In the last century, the United States put pressure on the Japanese yen exchange rate in order to improve the trade deficit with Japan. However, not only did the Japanese economy become a victim, but the US trade deficit with Japan has not changed significantly. Now that the United States has re-used the same trick, China will no longer be able to take the United States' hook.
4. Who is the United States’ extreme pressure?
In the Japan-US trade war between 1950 and 1990, the yen was forced to appreciate rapidly, and domestic policy easing and financial liberalization . The U.S. trade deficit with Japan has not improved significantly, while Japan has experienced a bubble burst after a surge in housing prices and stock markets.
learns from history. To engage in "competitive devaluation" is a matter of both fighting and both sides will be hurt. China will not be hooked by the United States, repeating Japan's mistakes, and allowing the United States to "use the same trick again."
As for the impact, this behavior of the United States seriously undermines the international financial order and inevitably causes turmoil in the financial market. The domestic economy of the United States also faces comprehensive risks.
htmlOn August 6, the Ministry of Commerce of China issued an announcement stating that relevant Chinese companies suspended the procurement of new American agricultural products. Chipi Duval, president of the American Federation of Farmers, said that China's approach has hit American agriculture hard, and the hard days of thousands of American farmers will continue to decline.5. What is the purpose of the United States to carefully select time nodes?

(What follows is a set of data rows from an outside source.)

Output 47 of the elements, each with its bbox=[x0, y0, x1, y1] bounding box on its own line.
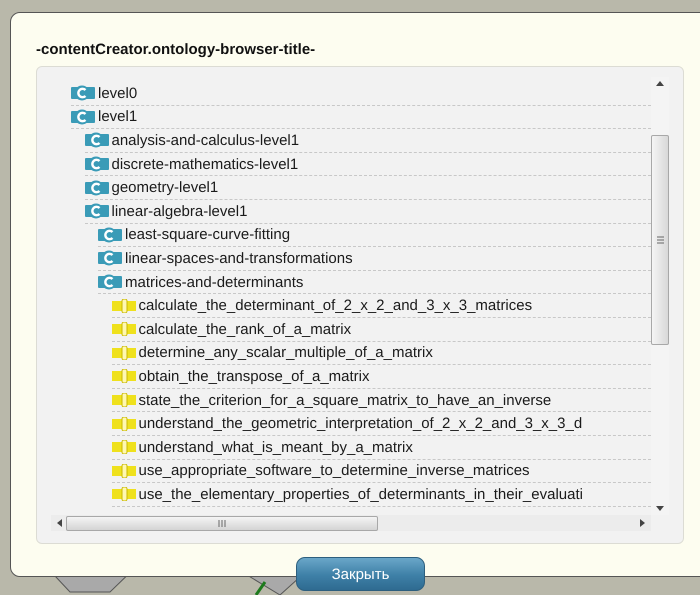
scroll-right-icon[interactable] bbox=[640, 519, 645, 527]
class-icon bbox=[71, 108, 95, 125]
scroll-left-icon[interactable] bbox=[57, 519, 62, 527]
dialog-title: -contentCreator.ontology-browser-title- bbox=[36, 41, 316, 58]
tree-item[interactable]: determine_any_scalar_multiple_of_a_matrix bbox=[112, 342, 651, 366]
close-button[interactable]: Закрыть bbox=[296, 557, 425, 591]
tree-item[interactable]: use_the_elementary_properties_of_determinants_in_their_evaluati bbox=[112, 483, 651, 507]
tree-item[interactable]: analysis-and-calculus-level1 bbox=[84, 129, 651, 153]
individual-icon bbox=[112, 464, 136, 478]
tree-item[interactable]: matrices-and-determinants bbox=[98, 270, 651, 294]
tree-item[interactable]: understand_the_geometric_interpretation_of_2_x_2_and_3_x_3_d bbox=[112, 412, 651, 436]
individual-icon bbox=[112, 322, 136, 336]
individual-icon bbox=[112, 346, 136, 360]
tree-item[interactable]: level0 bbox=[71, 82, 651, 106]
tree-item[interactable]: geometry-level1 bbox=[84, 176, 651, 200]
tree-item[interactable]: use_appropriate_software_to_determine_inverse_matrices bbox=[112, 460, 651, 484]
class-icon bbox=[84, 203, 108, 220]
tree-item[interactable]: calculate_the_determinant_of_2_x_2_and_3_x_3_matrices bbox=[112, 294, 651, 318]
scroll-up-icon[interactable] bbox=[656, 81, 664, 86]
class-icon bbox=[84, 132, 108, 148]
individual-icon bbox=[112, 393, 136, 408]
individual-icon bbox=[112, 487, 136, 502]
scroll-thumb[interactable] bbox=[651, 135, 669, 345]
tree-item[interactable]: linear-algebra-level1 bbox=[84, 200, 651, 224]
tree-item[interactable]: level1 bbox=[71, 106, 651, 130]
tree-item[interactable]: discrete-mathematics-level1 bbox=[84, 152, 651, 176]
class-icon bbox=[98, 274, 122, 290]
class-icon bbox=[71, 85, 95, 102]
tree-item[interactable]: linear-spaces-and-transformations bbox=[98, 247, 651, 271]
tree-item[interactable]: least-square-curve-fitting bbox=[98, 224, 651, 248]
individual-icon bbox=[112, 298, 136, 313]
tree-item[interactable]: state_the_criterion_for_a_square_matrix_to_have_an_inverse bbox=[112, 388, 651, 412]
grip-icon bbox=[656, 236, 664, 244]
grip-icon bbox=[218, 520, 226, 526]
class-icon bbox=[84, 180, 108, 196]
class-icon bbox=[84, 156, 108, 172]
individual-icon bbox=[112, 416, 136, 431]
individual-icon bbox=[112, 440, 136, 454]
class-icon bbox=[98, 226, 122, 243]
tree-item[interactable]: understand_what_is_meant_by_a_matrix bbox=[112, 436, 651, 460]
tree-item[interactable]: calculate_the_rank_of_a_matrix bbox=[112, 318, 651, 342]
horizontal-scrollbar[interactable] bbox=[51, 515, 651, 531]
scroll-down-icon[interactable] bbox=[656, 506, 664, 511]
individual-icon bbox=[112, 369, 136, 384]
tree-item[interactable]: obtain_the_transpose_of_a_matrix bbox=[112, 365, 651, 389]
class-icon bbox=[98, 250, 122, 266]
scroll-thumb[interactable] bbox=[66, 516, 378, 530]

If that is the case, why did the United States choose to list China as a exchange rate manipulator at this time node? What is its next step?

Zhang Monan, chief researcher at the US and Europe Institute of China Center for International Economic Exchanges, said, "On the one hand, it may be a campaign commitment to Trump's first come to power."On the other hand, in the case of a lack of planning for Sino-US trade war, the United States may hope to further promote exports and boost the economy through a weak dollar. At this moment, the United States listed China as a "transfer rate manipulator" is also in a time window. Further pressure on China during the Chinese negotiations also opened the next policy toolbox for the United States, breaking the situation and further appreciation of the RMB. It is possible to further put pressure on China by imposing tariffs or so-called "anti-tax rate subsidy tax". It is also possible to put pressure on China by restricting financing or restricting some financial channels. It is not ruled out that the US government will conduct additional reviews on China's macroeconomic policies or related exchange rate policies through the IMF platform. Last point, because there are some aspects of opening up financial markets and opening up capital accounts in China's negotiations, it is not ruled out that the United States further forced China to fully open up its financial markets and capital accounts through the label of "exchange rate manipulators" like the South Korean government in 1988.
6. What are the consequences of the United States’ random label of “exchange rate manipulator”?
The escalating economic and trade frictions hit the US economy while seriously hindering the development of the global economy and arousing widespread concerns in the world.
Statement: This article is reproduced for the purpose of conveying more information. If there is any error in the source marking or infringes on your legitimate rights and interests, please contact this website with the proof of ownership. We will correct and delete it in time. Thank you.